L’Europa, ai vaccini alla (bassa) crescita economica
Così la cancelliera al World Economic Forum ha cercato di ritagliare un posto per la Germania e per l’Europa in un sistema internazionale di vasi di ferro. L’Unione europea per il momento non è uno di questi, è un vaso di coccio: indietro sui vaccini, colpita più duramente nella contrazione dell’economia e nelle prospettive di ripresa dei prossimi anni secondo il Fondo monetario internazionale, indietro anche nelle tecnologie, l’Europa è oggi fra i grandi perdenti della pandemia.

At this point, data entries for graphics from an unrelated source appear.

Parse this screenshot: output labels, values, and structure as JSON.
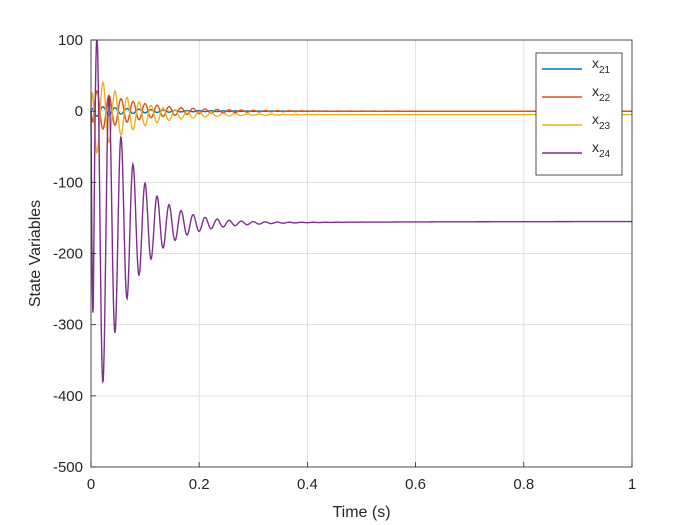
{
  "chart_data": {
    "type": "line",
    "title": "",
    "xlabel": "Time (s)",
    "ylabel": "State Variables",
    "xlim": [
      0,
      1
    ],
    "ylim": [
      -500,
      100
    ],
    "xticks": [
      0,
      0.2,
      0.4,
      0.6,
      0.8,
      1
    ],
    "xtick_labels": [
      "0",
      "0.2",
      "0.4",
      "0.6",
      "0.8",
      "1"
    ],
    "yticks": [
      100,
      0,
      -100,
      -200,
      -300,
      -400,
      -500
    ],
    "ytick_labels": [
      "100",
      "0",
      "-100",
      "-200",
      "-300",
      "-400",
      "-500"
    ],
    "grid": true,
    "legend_position": "top-right",
    "series": [
      {
        "name": "x21",
        "label_main": "x",
        "label_sub": "21",
        "color": "#0072BD",
        "model": {
          "final": 0,
          "amp": 8,
          "freq": 45,
          "decay": 12,
          "step": 0,
          "phase": 0
        }
      },
      {
        "name": "x22",
        "label_main": "x",
        "label_sub": "22",
        "color": "#D95319",
        "model": {
          "final": 0,
          "amp": 32,
          "freq": 45,
          "decay": 11,
          "step": 0,
          "phase": 3.14159
        }
      },
      {
        "name": "x23",
        "label_main": "x",
        "label_sub": "23",
        "color": "#EDB120",
        "model": {
          "final": -5,
          "amp": 62,
          "freq": 45,
          "decay": 14,
          "step": 0,
          "phase": 0
        }
      },
      {
        "name": "x24",
        "label_main": "x",
        "label_sub": "24",
        "color": "#7E2F8E",
        "model": {
          "final": -155,
          "amp": 320,
          "freq": 45,
          "decay": 17,
          "step": 0.2,
          "phase": 3.14159,
          "drift_start": -162,
          "drift_rate": 4
        }
      }
    ]
  }
}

Macron e l’ambiente: il modello capitalistico ha fallito
Non stupisce che al World Economic Forum, subito dopo Merkel, il presidente francese Emmanuel Macron abbia preferito indossare le vesti del re filosofo: «Il modello capitalista sposato all’economia di mercato non può più funzionare in questa situazione», ha dichiarato. Il presidente francese si riferiva ai danni all’ambiente e alla crisi sociale nei Paesi avanzati a seguito delle delocalizzazioni. Ma mentre Stati Uniti e Cina competono sulle tecnologie e la forza militare che l’Europa non ha, è suonato un po’ come dire: fermate il mondo, voglio scendere.